Regular Expressions

3 minutes to read Download PDF Edit

A regular expression describes a set of criteria that a string can match. In the validation rules of an entity a regular expression can be used to validate whether an attribute of type String matches these criteria.

A regular expression has the following properties.

Common

Name

The name can be used to refer to the regular expression from a validation rule of an entity.

Documentation

This is for documentation purpose only; it is not visible in the end-user application that you are modeling.

Expression

The expression defines the criteria that a string should be checked against in a formal, internationally standardized regular expression language.

Expression: [1-9][0-9][0-9][0-9] ?[A-Za-z][A-Za-z] Examples (excluding the quotes): “3024EL” and “7500 AH” Criteria:

  • The first character is a digit in the range 1 to 9.
  • The second, third and fourth characters are digits in the range 0 to 9.
  • The last two characters are letters, as expressed by the last two subexpression [A-Za-z], which indicate that the last two characters should be in the range A-Z or the range a-z.
  • Between the digits and the letters there can be a space, as expressed by the subexpression which consists of a space and a question mark. The question mark indicates that the space occurs never or once.

Subexpressions

A regular expression consists of a sequence of subexpressions. A string matches a regular expression if all parts of the string match these subexpressions in the same order.

A regular expression can contain the following types of subexpressions:

  • [ ] - A bracket expression - Matches a single character that is indicated within the brackets. Examples:

    • [abc] matches “a”, “b”, or “c”.
    • [a-z] specifies a range which matches any lowercase letter from “a” to “z”. These forms can be mixed: [abcx-z] matches “a”, “b”, “c”, “x”, “y”, or “z”, and is equivalent to [a-cx-z].  The - character is treated as a literal character if it is the last or the first character within the brackets, or if it is escaped with a backslash . In the zip code example above the four bracket expressions [0-9] indicates that the first 4 characters should be digits, and the two bracket expressions [A-Za-z] indicate that the last two characters should be letters.
  • [^ ] - Matches a single character that is not contained within the brackets. For example, [^abc] matches any character other than “a”, “b”, or “c”. [^a-z] matches any single character that is not a lowercase letter from “a” to “z”. As above, literal characters and ranges can be mixed. |

  • {m,n} - Matches the preceding element at least _m_ and not more than _n_ times. For example, a{3,5} matches only “aaa”, “aaaa”, and “aaaaa”.

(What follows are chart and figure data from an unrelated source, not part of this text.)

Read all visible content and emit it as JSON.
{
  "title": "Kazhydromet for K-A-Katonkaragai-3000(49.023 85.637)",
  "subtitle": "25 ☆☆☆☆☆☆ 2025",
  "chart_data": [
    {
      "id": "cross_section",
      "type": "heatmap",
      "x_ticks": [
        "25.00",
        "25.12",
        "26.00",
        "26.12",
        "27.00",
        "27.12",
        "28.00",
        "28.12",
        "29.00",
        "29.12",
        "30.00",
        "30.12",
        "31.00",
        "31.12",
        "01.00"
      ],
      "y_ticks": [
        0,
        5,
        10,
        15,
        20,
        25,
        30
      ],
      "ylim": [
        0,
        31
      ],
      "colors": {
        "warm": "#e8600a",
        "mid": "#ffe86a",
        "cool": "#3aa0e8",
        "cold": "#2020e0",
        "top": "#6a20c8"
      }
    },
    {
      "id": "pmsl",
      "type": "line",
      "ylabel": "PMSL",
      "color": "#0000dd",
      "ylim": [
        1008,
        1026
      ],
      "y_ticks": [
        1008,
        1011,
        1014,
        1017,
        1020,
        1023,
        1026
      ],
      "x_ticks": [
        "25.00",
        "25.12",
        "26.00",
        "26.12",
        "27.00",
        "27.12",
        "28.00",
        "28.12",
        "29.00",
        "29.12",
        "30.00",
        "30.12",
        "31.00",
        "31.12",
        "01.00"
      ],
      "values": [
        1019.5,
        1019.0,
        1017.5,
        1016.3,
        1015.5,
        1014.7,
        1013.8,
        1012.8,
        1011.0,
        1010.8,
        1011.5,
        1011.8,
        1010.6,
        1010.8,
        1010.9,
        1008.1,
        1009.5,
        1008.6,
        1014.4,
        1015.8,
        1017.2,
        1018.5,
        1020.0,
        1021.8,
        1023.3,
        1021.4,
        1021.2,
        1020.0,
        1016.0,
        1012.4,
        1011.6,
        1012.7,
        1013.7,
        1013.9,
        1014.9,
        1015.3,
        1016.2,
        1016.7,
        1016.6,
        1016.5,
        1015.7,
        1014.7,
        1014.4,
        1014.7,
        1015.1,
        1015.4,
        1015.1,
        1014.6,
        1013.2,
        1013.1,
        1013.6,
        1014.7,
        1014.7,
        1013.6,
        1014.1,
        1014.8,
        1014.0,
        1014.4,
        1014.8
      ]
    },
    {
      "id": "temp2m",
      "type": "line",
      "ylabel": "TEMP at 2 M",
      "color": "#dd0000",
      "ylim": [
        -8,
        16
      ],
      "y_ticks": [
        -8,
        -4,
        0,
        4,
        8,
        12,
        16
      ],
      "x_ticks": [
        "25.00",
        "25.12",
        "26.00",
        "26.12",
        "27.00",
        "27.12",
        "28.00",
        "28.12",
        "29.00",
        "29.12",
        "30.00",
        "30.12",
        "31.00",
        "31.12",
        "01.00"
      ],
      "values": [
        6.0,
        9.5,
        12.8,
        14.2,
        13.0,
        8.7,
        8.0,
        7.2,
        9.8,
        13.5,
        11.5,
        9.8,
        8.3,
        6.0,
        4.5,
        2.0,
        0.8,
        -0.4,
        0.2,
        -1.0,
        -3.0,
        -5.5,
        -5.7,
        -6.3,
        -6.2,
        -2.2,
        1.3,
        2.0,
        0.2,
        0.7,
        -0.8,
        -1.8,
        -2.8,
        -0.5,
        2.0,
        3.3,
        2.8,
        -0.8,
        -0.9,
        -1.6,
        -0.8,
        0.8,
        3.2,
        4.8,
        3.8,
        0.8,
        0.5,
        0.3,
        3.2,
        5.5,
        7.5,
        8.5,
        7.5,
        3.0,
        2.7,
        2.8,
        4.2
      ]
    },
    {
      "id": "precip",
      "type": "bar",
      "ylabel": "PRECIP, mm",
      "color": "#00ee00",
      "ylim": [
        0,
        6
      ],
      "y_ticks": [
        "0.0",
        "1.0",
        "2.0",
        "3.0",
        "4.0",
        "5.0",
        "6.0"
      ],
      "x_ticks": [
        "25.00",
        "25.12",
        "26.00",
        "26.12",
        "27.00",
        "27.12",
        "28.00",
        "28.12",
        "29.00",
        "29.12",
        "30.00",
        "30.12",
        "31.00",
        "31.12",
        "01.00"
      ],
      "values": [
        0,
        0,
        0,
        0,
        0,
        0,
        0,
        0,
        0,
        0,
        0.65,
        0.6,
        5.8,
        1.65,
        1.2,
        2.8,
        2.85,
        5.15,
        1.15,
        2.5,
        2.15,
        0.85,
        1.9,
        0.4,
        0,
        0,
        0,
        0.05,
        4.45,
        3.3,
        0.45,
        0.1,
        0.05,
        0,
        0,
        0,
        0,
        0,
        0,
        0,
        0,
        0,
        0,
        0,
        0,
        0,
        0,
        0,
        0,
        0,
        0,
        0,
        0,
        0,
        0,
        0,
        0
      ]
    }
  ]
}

  • {n} - Matches the preceding element exactly n times. For example, using this construct the expression of the Dutch zip code example above would be: [0-9]{4} ?[a-zA-Z]{2} |

    • . - A dot - Matches any single character. If you want to match a dot, you can escape it by prefixing it with a \ (backslash).
  • A literal character

    • A character that does not have a special meaning in the regular expression language matches itself. Example:
      • In the Dutch zip code example above the space is such a character that just matches itself.
  • \w - A word - a letter, digit or underscore. \w is an abbreviation for [A-Za-z0-9_]

  • \d - A digit - \d is an abbreviation for [0-9]

Quantifiers

The number of times that a subexpression may occur in a string is indicated by a quantifier after the subexpression. If no quantifier is present, the subexpression must occur exactly once.

The following quantifiers can be used:

   
? The preceding subexpression should occur not or once.
* The preceding subexpression occurs any number of times.
+ The preceding subexpression should occur once or more.
  No quantifier means that the preceding subexpression should occur exactly once.